How did you get started in advertising? I started out as a strategist at TBWA Los Angeles, but something about it didn’t feel enough for me. So, I lied to my boss and started moonlighting as a secret creative within the agency, for other brands we worked on. In the end, my boss figured it out and was super supportive, saying, “You belong in strategy or creative. Definitely not account.”
How has being a drag performer fed your advertising work, and vice versa? Work taught me how to create differentness in my drag. Drag taught me how to create differentness in my work. I started experimenting with drag around the same time I started getting into the industry, and the two careers have dovetailed ever since. Along the way, certain lessons stuck with me. Disruption is an overused word that most agencies can’t actually deliver, but I love the idea of disruption. There are books and books about it, but it’s pretty simple: Be different. Be distinctive. Be memorable.
I started applying this lesson to my fledgling drag career. At my first amateur drag competition, I did a Bollywood number because the other queens would never do it. That approach, of simply pushing in opposite directions, helped me evolve my drag aesthetic over the years, across the cities I’ve lived in and the drastically diverse drag scenes I’ve been a part of. Now I’m this “cute monster” drag creature, and nobody else does what I do. It’s all about style. It’s all about taste. I own mine.
Drag has paid me back too. Being that character has enabled me to carry that spirit forward in my day-to-day work. It’s sharpened my personality, my taste, my way of dealing with obstacles and my way of dealing with people. Sometimes, I suspect we creatives hold ourselves back from putting forward our bravest ideas because we’re afraid. But, I go onstage and make a fool of myself all the time. I even did it on multiple episodes of the TV show Drag Race Thailand, in front of millions of my fellow Judge Judy gays. After that, was it really so hard to present a weird idea to the people I worked with? Nah.
What creative insights have you taken away from your participation in Drag Race Thailand? I learned to think of the audience above all else. The people who are watching are the other half of any performance or piece of communication. When I was competing on the show, I knew I had to get a reaction out of the judges and the people watching in Thailand and across the world. Whatever I was showing on that runway had to move them to laughter, tears, chills or a state of wonder. Why expect less from the work we do for brands? I also learned to follow my instincts a lot more. There will always be questions and opinions about what you put out as a creative person. Fuck ’em all. You do you.

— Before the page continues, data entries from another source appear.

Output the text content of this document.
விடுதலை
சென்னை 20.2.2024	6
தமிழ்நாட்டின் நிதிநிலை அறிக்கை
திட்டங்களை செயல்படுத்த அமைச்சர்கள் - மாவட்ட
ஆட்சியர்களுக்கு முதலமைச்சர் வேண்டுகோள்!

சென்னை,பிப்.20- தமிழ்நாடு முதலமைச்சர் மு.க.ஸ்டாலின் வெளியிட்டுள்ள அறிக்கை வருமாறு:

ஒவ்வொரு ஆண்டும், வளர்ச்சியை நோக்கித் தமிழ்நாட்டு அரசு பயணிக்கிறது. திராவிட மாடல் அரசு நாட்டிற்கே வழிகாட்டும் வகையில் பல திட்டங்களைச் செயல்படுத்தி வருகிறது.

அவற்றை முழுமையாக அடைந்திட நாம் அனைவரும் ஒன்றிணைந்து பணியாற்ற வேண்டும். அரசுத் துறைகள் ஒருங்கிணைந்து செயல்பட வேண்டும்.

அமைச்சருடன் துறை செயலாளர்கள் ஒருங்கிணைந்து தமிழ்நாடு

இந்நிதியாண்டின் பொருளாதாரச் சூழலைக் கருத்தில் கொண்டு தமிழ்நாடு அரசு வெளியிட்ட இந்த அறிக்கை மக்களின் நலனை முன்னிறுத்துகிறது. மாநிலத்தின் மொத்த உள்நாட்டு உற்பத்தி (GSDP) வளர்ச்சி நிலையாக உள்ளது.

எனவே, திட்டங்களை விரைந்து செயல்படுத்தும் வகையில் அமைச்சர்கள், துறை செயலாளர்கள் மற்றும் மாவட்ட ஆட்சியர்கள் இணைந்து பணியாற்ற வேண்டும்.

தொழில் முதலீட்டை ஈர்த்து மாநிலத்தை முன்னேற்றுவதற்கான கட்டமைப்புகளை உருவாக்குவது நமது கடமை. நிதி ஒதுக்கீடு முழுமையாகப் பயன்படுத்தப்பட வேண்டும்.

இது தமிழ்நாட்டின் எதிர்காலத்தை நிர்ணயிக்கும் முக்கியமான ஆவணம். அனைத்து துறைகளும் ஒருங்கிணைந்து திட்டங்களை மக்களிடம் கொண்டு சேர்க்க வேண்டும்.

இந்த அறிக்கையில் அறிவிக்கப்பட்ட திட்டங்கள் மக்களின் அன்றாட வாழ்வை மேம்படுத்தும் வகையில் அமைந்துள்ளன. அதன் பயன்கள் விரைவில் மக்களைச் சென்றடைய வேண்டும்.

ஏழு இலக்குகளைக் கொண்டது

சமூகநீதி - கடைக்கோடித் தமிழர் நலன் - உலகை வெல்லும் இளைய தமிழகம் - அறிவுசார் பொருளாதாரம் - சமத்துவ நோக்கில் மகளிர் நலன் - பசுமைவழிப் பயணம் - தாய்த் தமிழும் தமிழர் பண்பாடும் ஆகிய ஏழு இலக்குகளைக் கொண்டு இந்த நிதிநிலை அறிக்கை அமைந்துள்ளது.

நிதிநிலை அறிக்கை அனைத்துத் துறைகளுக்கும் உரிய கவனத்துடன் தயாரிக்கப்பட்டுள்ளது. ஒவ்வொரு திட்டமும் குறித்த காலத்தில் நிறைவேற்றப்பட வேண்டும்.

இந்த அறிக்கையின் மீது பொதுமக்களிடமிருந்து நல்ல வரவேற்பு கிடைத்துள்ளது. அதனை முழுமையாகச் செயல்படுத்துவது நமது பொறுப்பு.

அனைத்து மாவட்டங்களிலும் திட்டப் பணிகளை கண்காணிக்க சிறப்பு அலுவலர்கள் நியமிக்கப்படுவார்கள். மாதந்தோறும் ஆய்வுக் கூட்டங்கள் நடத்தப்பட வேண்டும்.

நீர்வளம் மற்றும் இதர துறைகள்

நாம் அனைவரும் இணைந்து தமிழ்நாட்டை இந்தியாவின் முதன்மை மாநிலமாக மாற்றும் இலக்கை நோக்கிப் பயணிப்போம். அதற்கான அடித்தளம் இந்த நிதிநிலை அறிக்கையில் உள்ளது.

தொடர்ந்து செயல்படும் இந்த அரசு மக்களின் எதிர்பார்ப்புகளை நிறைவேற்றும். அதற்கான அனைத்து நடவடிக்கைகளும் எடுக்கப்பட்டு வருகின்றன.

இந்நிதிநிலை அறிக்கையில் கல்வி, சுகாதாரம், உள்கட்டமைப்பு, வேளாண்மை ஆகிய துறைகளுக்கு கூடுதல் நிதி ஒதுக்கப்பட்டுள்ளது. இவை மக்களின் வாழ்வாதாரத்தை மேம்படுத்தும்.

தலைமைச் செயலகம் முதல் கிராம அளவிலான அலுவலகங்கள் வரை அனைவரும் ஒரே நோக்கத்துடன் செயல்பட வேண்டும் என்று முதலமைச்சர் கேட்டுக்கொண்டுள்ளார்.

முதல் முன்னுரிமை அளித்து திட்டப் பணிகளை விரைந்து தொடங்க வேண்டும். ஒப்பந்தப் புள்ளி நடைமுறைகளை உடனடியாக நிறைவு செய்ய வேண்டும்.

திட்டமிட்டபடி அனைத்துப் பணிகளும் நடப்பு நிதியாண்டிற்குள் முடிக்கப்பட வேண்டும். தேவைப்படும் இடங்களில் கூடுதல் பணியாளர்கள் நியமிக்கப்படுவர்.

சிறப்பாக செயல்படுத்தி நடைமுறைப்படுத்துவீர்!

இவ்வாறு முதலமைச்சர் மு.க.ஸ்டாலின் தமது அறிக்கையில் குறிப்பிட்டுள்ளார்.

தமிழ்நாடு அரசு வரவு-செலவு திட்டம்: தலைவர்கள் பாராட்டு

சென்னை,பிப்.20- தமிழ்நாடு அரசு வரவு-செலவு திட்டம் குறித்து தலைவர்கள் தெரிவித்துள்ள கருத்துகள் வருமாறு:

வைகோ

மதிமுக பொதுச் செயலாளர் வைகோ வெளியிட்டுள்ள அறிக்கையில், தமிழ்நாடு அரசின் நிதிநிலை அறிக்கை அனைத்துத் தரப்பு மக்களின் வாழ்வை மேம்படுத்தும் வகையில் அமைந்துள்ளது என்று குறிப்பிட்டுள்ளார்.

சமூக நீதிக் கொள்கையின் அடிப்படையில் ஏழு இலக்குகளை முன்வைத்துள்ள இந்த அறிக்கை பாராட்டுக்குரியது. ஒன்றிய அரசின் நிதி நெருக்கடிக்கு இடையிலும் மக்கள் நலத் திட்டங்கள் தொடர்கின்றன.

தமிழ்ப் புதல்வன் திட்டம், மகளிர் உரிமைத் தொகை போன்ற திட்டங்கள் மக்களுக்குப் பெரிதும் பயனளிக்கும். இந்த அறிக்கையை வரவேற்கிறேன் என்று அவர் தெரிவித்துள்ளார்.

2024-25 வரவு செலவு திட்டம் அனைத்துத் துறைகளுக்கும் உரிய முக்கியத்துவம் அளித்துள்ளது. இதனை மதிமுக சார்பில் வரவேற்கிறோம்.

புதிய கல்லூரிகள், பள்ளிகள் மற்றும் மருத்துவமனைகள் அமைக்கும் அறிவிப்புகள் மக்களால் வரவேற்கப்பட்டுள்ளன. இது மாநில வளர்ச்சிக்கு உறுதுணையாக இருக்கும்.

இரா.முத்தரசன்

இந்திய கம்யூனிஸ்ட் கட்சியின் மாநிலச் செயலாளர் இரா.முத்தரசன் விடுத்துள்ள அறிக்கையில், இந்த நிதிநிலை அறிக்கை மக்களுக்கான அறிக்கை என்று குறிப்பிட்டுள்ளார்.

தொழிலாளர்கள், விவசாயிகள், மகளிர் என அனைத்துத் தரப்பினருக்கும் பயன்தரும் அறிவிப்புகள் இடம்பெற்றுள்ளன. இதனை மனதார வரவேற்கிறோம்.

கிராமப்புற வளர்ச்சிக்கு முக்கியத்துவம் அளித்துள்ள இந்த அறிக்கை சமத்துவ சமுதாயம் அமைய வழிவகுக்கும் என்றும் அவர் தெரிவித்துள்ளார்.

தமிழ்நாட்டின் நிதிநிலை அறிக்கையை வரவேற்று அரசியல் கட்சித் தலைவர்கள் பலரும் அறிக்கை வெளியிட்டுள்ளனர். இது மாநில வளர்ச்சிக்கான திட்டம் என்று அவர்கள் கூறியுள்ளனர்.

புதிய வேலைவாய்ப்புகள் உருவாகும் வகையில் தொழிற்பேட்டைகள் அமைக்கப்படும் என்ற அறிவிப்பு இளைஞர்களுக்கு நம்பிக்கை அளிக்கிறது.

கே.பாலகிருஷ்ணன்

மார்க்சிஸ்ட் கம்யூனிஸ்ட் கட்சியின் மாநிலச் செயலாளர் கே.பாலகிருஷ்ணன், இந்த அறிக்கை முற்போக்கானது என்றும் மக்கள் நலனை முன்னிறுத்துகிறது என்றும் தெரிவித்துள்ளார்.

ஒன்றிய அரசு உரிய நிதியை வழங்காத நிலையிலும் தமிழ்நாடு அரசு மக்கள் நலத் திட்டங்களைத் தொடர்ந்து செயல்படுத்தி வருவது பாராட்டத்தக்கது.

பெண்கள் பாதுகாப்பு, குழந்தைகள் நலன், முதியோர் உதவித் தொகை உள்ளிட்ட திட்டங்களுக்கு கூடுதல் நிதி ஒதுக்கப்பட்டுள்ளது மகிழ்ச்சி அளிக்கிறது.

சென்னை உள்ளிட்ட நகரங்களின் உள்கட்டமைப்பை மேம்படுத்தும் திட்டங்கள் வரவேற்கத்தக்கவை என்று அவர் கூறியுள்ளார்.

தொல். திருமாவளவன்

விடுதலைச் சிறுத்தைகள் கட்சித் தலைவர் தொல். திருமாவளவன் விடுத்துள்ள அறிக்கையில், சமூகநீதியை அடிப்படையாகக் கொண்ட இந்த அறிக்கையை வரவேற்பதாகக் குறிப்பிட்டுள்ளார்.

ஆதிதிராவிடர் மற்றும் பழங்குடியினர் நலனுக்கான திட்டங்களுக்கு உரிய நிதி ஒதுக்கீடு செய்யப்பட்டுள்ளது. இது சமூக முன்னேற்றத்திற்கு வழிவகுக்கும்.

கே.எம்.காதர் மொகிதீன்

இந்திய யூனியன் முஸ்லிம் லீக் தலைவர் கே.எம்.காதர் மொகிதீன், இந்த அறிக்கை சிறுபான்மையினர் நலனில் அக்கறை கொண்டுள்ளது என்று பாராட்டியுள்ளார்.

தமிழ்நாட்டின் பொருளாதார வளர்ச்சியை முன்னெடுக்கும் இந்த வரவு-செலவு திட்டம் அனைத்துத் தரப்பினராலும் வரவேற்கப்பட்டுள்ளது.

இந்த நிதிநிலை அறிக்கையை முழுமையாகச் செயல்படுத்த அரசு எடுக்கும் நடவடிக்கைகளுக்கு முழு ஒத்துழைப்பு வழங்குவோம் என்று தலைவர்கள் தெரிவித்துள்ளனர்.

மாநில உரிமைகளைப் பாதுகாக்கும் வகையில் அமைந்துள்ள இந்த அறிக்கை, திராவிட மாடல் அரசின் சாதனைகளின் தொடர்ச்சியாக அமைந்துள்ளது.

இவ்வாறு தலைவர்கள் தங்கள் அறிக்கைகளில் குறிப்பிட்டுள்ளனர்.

How has living and working in Asia affected your work? I love Hong Kong. I love Jakarta. I love Tokyo. I love Seoul. I love Bangkok. I love Taipei. I love Mumbai. I love the cities of Asia, and I feel like I live in all of them because of how much I travel for work—for my day job and my night job.
In terms of the work itself, there are some unique obstacles to producing great creative here. I think there’s an authenticity gap in Asia. There’s a lot of work that brands want to put out into the world that reflects someone’s reality, but it’s not actual reality.
Being at VICE means I can fight that. We can draw VICE’s journalistic background and show the truth of culture in this moment, no matter how dark, unexpected or gritty it is. That’s realness, and that’s what the young, creative, influential audiences in Asia want to see. They don’t want their world scrubbed clean and reflected back to them in polished chrome. They want to see the world through telescopes and binoculars and magnifying glasses.
How do you push your work to evolve? It’s not about my ideas anymore. It’s about what my creatives come up with. Seeing their ideas, which are sometimes brilliant, sometimes weird, sometimes clever and sometimes way off—that’s what pushes me to evolve. Every strange and surprising concept, whether wonderful or terrible, makes me think about ideas a little differently. And every creative decision I make tweaks my taste by a degree.
What’s the best brand campaign you’ve seen recently? Domino’s Pizza filled potholes in the US and branded them. Because potholes make the road bumpy and cause delicious pizza to get stuck to the inside of the box. Not every idea needs to save the goddamn world. Some ideas can just save the pizza.
What skills do creatives need to succeed in advertising today? Shamelessness. It is a skill, trust me. Creatives need to have absolutely no shame in being insanely loud advocates for the work they believe in. They need to be shameless in how hard they try, and shameless in being seen as people who are trying. They need to be so, so, so free of shame when asking for help. Asking for resources. Asking for time. Asking for money. Asking for a decent insight. Asking for what they need to make it work.
What is one challenge that ad agencies need to address in order to remain relevant? Dear agencies, stop crushing the souls of the people who work for you. The creative industry isn’t just an industry; a lot of us consider it a home. It’s a place to make and do and express and be. If you’re not going to nurture creativity in the people to whom you are a home, don’t call yourself a creative agency. Better yet, call yourself a creative agency and live up to it.
What’s the best advice you’ve been given in your career? “You shouldn’t have your drag stuff at the top of your portfolio.” Oops, I ignored that one.